41. The device as claimed in claim 27, wherein said laser is a high-energy laser.

42. The device as claimed in claim 40, wherein said laser is formed as a semiconductor laser arrangement having a plurality of semiconductor lasers.

43. The device as claimed in claim 27, wherein said image-point transfer device is an absorbent foil cut in conformity with the image to be printed and ironed on the base screen.

44. The device as claimed in claim 27, wherein said image-point transfer device is a micromirror array.

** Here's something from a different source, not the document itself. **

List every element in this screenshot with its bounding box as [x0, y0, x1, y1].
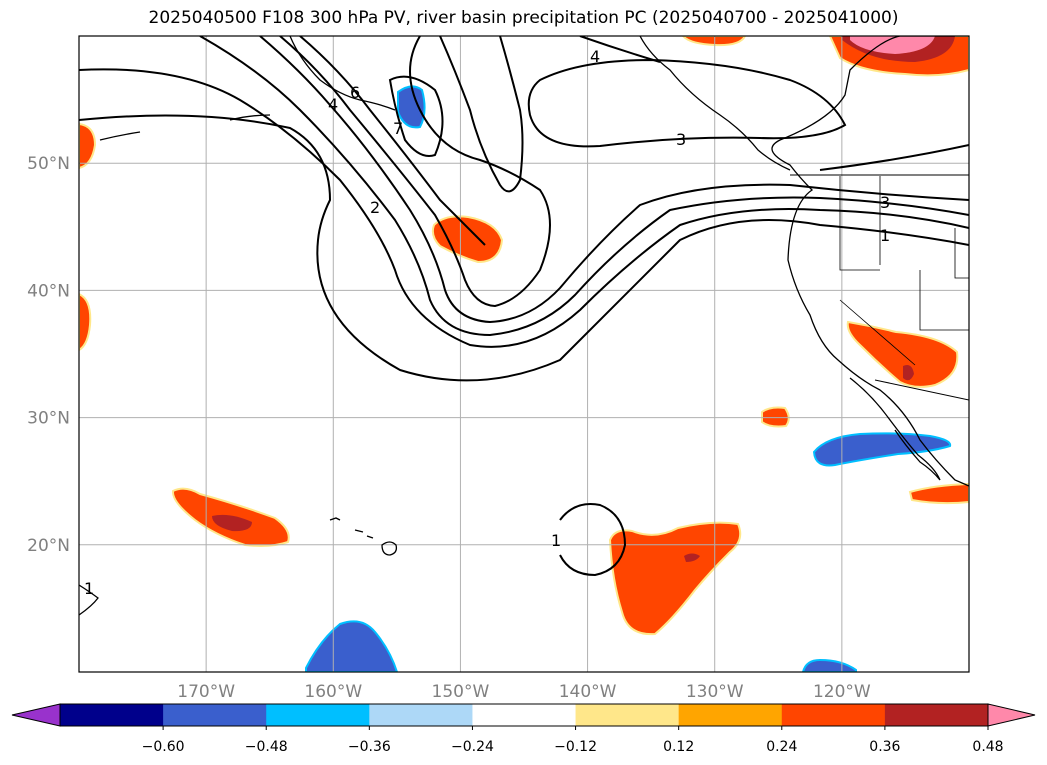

45. A process of rotogravure printing of an image using an erasable and reusable gravure form including a blank form having a base screen designed for accommodating a maximum amount of ink to be transferred to a printing stock, while the form is mounted in a printing machine, the process comprising the steps of:

(a) applying a liquefying substance by hydrodynamic force using an applicator to uniformly and completely fill depressions within the base screen so that a smooth surface results;

(b) screening the gravure form by removing varying amounts of the liquefiable substance from the depressions in conformity with an image intended to be printed using an image-printed transfer device;

(c) inking the screened gravure form using an inking system;

(d) printing in gravure on the printing stock; and

(e) regenerating the blank form using an ultrasonic cleaning installation while in the printing machine and repeating step (a).

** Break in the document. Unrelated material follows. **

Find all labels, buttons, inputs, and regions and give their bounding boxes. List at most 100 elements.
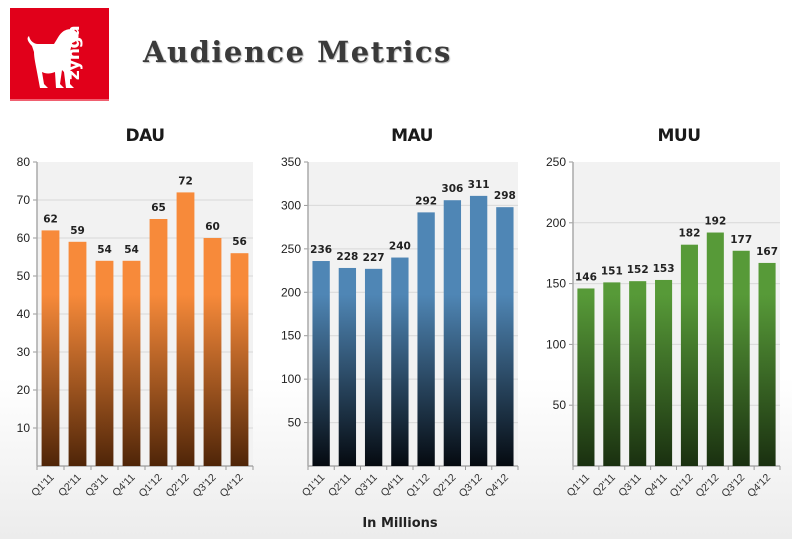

46. A device for rotogravure printing of an image using an erasable and reusable gravure form cylinder rotating therein including a blank form including a base screen having depressions therein and being designed for accommodating maximum amount of ink to be transferred to printing stock, the apparatus comprising:

means for applying a liquefiable substance to uniformly and completely fill the depressions in the base screen so that a smooth outer surface results;

an image point transfer device for screening the gravure form cylinder by removing varying amounts of the substance from the depressions applied by said means for applying in conformance with the image being printed;

an inking system for inking the screened gravure form cylinder; and

an ultrasonic cleaning installation;

means for regenerating the base screen of the inked and screened gravure form cylinder for reusing the gravure form, the means for regenerating the base screen including the ultrasonic cleaning installation;

wherein the means for applying, the image point transfer device, the inking system and the means for regenerating each are spatially positioned about a circumference of the gravure form cylinder and adjustable proximally to the circumference of the gravure form so as to operate consecutively.